05 de setembro de 2016 | 05h00

CATANIA, ITÁLIA - A nigeriana Isoke Aikpitanyi, de 38 anos, chegou à Itália com a perspectiva de trabalhar. Acabou numa rede de prostituição, explorada pelas máfias italiana e nigeriana. Foi humilhada, violentada por traficantes e obrigada a trabalhar nas ruas de Turim por 10 euros o programa. 

O tráfico de nigerianas para exploração sexual na Itália tem sido denunciado há pelo menos três décadas, mas atraiu novamente a atenção da comunidade internacional quando as autoridades perceberam que os contrabandistas estavam usando a rota do Mediterrâneo para infiltrar vítimas. 

No primeiro semestre deste ano, ao menos 3,6 mil nigerianas chegaram de barco, pela travessia entre a costa líbia e a Sicília. O número representa o dobro do ano passado, o maior salto da década. Mais de 80%, segundo a Organização Internacional para Migração, foram traficadas para exploração em bordéis da Itália e outros destinos europeus. As autoridades estimam que 120 mil mulheres sejam exploradas para prostituição na Itália, um terço nigerianas.

Muitas vêm acompanhadas do “marido”, mas, como não têm documentos, é difícil saber se falam a verdade. As autoridades creem que muitos acompanhantes façam parte da rede de tráfico e sejam também explorados para trabalho escravo ou para pedir dinheiro nas ruas. 

Essas pessoas são trazidas de seus países com esse objetivo, pelas mãos da mesma rede que lucra com refugiados. “Eles não sabem que serão explorados. Ninguém acredita que esse tipo de coisa ainda exista, mas a escravidão moderna é uma realidade perversa”, diz Isoke. Ela conseguiu escapar pelas mãos de um cliente, com quem fugiu, e hoje ajuda outras mulheres.

“Temos percebido também um aumento no número de menores desacompanhadas”, diz Lucia Borgh, da ONG Borderline. Ao chegar à Itália, elas são obrigadas a assumir dívida pela viagem que chega a 40 mil euros, segundo Isoke, a serem pagos com “trabalho”. Muitas são exploradas ao longo do caminho, principalmente na Líbia.

Veja abaixo: Assista trecho do documentário 'Quando Eu Era Você'

De um lado, a possibilidade de obter asilo garante a permanência das mulheres no país, evitando o risco de deportação, o que seria prejuízo para os criminosos.
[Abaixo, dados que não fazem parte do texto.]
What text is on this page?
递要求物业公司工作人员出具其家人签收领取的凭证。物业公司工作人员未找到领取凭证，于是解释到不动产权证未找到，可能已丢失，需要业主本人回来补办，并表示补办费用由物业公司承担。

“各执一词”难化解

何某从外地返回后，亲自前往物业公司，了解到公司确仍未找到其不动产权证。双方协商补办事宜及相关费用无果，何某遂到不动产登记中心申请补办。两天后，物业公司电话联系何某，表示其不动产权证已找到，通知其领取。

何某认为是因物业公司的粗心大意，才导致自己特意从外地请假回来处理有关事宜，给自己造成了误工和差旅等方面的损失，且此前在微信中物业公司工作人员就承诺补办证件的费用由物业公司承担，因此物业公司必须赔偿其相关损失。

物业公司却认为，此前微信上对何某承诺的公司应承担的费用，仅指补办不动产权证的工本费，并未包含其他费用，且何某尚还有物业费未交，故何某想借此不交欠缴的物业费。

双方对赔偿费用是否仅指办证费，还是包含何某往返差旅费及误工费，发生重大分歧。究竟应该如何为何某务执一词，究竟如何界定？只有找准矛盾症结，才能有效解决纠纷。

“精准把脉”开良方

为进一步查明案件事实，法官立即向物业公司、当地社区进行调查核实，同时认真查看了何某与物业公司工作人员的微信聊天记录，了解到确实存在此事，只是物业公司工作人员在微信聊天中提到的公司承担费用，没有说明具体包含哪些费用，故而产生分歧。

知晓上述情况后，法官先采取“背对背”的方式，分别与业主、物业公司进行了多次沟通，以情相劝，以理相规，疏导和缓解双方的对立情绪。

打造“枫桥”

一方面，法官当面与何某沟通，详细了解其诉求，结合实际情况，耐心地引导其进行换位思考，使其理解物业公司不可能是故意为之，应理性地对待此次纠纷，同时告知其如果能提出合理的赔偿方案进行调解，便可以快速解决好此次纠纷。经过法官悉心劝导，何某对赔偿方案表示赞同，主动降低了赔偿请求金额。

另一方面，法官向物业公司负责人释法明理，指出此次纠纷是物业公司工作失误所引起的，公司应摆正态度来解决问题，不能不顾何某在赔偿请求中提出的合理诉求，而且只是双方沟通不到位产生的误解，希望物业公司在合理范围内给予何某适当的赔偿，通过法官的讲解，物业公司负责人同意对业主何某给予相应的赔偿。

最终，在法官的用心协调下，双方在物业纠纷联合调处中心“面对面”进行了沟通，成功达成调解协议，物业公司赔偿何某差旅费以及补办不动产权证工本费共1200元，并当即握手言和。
De outro, quando têm o pedido negado, elas se tornam presas fáceis dos traficantes.

“Essas mulheres escapam de miséria, conflitos, da violência de grupos como Boko Haram para serem exploradas na Europa”, diz o tradutor eritreu Abraha Tewolde, na Itália há 40 anos. Segundo ele, os criminosos se beneficiam de falhas no sistema italiano. Após desembarcarem, os que chegam pelo Mediterrâneo são encaminhados para abrigos em cidades, onde vivem à espera de decisão sobre o asilo. As mulheres têm desaparecido desses centros.